Так что я решила поступить по-умному и побыть дурочкой! Абсолютной. И едва лорд открыл глаза, я, прижав руки к груди, экзальтированно выдохнула:
– Опекун, наконец-то вы пришли в себя! Я не вынесла бы горя стать вдовой, минуя замужество, – впрочем, для безопасности, на всякий случай отодвинулась подальше.
С учетом того, что при этом сам лорд лежал, а я сидела на коленях, то на них же и поползла, давая задний ход. Отчего подол моего и так укороченного оградой савана задрался выше середины бедра.
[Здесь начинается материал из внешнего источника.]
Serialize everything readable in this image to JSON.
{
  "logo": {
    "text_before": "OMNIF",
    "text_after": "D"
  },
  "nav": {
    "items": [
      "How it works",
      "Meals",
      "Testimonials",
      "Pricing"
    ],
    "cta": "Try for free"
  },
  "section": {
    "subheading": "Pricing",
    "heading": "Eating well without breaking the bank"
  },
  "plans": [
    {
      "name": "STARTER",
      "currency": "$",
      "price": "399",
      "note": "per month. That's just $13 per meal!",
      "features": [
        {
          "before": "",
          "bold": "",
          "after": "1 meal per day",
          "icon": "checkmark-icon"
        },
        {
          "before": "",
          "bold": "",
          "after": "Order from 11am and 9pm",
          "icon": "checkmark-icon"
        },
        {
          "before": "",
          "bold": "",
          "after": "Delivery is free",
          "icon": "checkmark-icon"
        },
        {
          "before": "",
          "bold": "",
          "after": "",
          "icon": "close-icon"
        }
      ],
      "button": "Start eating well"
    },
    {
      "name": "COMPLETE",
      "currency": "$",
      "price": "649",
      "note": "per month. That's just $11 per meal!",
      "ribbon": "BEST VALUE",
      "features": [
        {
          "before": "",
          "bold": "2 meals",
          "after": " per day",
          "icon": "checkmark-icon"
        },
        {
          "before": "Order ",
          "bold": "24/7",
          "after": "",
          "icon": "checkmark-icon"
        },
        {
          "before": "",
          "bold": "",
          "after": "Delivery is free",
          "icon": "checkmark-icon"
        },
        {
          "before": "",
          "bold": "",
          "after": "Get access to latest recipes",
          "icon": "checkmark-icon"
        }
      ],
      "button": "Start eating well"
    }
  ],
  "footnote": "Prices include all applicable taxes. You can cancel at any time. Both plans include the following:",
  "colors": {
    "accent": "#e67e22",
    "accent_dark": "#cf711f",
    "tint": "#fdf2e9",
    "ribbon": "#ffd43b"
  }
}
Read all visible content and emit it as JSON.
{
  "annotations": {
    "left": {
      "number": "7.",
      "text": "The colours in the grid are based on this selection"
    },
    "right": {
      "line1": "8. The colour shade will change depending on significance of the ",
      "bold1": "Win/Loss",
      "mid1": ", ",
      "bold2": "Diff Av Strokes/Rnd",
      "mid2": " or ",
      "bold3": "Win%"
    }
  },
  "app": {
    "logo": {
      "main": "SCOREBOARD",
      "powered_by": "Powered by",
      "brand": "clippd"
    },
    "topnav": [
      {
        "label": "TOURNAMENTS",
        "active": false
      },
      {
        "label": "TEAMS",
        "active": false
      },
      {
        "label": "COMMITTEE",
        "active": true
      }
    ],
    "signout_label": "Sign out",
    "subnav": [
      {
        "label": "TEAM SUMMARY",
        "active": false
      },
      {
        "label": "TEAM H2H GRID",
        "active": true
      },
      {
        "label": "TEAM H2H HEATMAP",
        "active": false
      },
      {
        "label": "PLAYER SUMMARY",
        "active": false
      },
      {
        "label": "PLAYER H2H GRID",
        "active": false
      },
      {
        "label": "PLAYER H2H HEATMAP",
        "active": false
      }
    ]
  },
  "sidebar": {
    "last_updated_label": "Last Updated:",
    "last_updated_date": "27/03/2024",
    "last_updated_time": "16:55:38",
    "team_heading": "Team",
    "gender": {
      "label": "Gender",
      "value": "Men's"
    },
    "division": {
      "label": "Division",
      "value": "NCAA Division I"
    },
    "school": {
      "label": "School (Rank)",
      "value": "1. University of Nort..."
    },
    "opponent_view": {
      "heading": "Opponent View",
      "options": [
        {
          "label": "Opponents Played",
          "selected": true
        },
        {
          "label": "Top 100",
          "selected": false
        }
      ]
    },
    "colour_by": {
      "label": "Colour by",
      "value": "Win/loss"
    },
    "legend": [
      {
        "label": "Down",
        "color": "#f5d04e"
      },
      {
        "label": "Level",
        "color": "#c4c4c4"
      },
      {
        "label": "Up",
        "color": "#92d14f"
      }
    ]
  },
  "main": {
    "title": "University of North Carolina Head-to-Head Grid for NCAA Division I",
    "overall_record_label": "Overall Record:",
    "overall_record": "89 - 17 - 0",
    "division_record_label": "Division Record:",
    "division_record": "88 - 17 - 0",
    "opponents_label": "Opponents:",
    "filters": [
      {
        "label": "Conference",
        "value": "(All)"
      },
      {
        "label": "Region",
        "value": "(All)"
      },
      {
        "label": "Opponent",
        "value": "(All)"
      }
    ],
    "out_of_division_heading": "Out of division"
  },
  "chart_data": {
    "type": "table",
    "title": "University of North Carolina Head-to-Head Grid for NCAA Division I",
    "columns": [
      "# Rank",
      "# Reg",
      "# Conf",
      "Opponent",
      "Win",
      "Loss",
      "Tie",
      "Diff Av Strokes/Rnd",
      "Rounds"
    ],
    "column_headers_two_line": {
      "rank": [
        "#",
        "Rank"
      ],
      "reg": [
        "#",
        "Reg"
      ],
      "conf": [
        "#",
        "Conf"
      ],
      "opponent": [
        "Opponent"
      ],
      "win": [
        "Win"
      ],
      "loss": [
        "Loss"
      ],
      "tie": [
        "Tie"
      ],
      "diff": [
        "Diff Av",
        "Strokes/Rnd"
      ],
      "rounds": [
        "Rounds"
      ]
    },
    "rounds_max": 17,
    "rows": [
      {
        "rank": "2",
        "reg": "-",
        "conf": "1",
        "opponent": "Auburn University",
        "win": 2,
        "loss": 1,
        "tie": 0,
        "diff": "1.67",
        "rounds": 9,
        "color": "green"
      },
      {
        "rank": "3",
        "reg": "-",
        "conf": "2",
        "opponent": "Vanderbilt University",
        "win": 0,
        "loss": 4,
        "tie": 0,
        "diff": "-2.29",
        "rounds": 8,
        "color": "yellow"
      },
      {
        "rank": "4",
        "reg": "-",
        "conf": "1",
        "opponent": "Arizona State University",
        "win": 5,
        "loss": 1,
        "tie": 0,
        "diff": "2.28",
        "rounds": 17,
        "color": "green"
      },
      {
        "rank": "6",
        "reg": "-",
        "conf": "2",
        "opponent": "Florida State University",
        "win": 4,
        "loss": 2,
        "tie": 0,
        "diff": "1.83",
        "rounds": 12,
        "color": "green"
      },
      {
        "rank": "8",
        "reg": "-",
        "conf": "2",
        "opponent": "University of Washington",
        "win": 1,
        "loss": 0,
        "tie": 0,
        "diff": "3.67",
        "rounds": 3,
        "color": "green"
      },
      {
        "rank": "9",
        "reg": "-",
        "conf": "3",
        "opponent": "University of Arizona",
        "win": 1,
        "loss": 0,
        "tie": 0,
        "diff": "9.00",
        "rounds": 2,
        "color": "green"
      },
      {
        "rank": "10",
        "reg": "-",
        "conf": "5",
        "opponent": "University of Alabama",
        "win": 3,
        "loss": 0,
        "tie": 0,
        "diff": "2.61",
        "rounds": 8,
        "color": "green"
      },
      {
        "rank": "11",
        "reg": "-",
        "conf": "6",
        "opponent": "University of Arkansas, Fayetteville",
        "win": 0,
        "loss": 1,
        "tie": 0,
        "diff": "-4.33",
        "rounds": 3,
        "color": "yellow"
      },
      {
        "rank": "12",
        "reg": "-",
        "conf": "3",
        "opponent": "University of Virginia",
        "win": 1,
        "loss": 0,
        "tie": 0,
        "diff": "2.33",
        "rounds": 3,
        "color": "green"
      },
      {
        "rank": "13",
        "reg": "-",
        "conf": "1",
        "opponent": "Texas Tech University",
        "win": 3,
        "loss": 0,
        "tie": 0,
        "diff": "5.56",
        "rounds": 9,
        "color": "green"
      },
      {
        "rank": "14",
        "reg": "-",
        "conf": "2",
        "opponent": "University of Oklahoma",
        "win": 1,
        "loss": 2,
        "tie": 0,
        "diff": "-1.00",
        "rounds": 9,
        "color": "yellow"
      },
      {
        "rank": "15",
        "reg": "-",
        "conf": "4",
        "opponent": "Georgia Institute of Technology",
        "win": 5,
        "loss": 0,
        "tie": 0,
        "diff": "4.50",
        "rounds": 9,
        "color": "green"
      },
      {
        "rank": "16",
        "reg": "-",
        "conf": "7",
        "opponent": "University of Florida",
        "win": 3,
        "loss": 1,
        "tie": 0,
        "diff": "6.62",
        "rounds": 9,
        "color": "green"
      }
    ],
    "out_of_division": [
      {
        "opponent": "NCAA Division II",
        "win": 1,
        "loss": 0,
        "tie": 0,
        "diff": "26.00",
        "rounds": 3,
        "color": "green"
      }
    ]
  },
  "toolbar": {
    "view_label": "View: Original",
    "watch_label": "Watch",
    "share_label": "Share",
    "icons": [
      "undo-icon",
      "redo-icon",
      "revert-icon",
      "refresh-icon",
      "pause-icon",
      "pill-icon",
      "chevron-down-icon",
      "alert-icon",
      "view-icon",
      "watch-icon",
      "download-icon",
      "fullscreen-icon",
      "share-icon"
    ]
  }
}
Мужик, которого сначала приложили ломиком, а потом – сюжетным поворотом, осоловело помотал башкой и на пару секунд уставился на мою обнаженную ногу.
– Какой, к демонам, вдовой? – выдохнул Костас, наконец, начиная соображать.
– Вашей! – с готовностью отозвалась я и, пока меня не начали снова убивать, добавила невпопад: – Я, как пришла в дом, сразу же письма знакомым отправила. И даже императору сообщила, что жива и здорова, несмотря на то, что оказалась на волосок от погибели… Так что теперь все знают: даже смерть не смогла нас разлучить! А главное, теперь ничего не может случиться, ведь все знают: двум кончинам не бывать. Значит, теперь меня и вас ждет только долгая и счастливая жизнь! – закончила я воодушевленно.
Я несла чушь, но как венец на коронации: торжественно, с трепетом и на вытянутых руках. Последние, к слову, я и вправду простерла к опекуну, который такую Одри, наивно-дурную, кажется, стал опасаться больше, чем Одри практичную. Видимо, потому что от последней хотя бы было понятно, с какой стороны ожидать подвоха. А от прибабахнутой же – отовсюду.
А все потому, что, хоть мозги лорда были и ушиблены (мной!), но соображать-то соображали. И до лорда начал доходить смысл услышанного: второй раз быстренько по-тихому прикончить девицу Хайрис не получится. Придется выждать хоть немного. Иначе на очередную скоропостижную кончину подопечной уже многие обратят внимание.
Не знаю, сыграло ли роль то, что я упомянула императора, или просто у Костаса разум возобладал над злостью, но опекун не ринулся ко мне. Хотя, судя по тому, как у него задрожали пальцы, прибить меня ему очень уж хотелось.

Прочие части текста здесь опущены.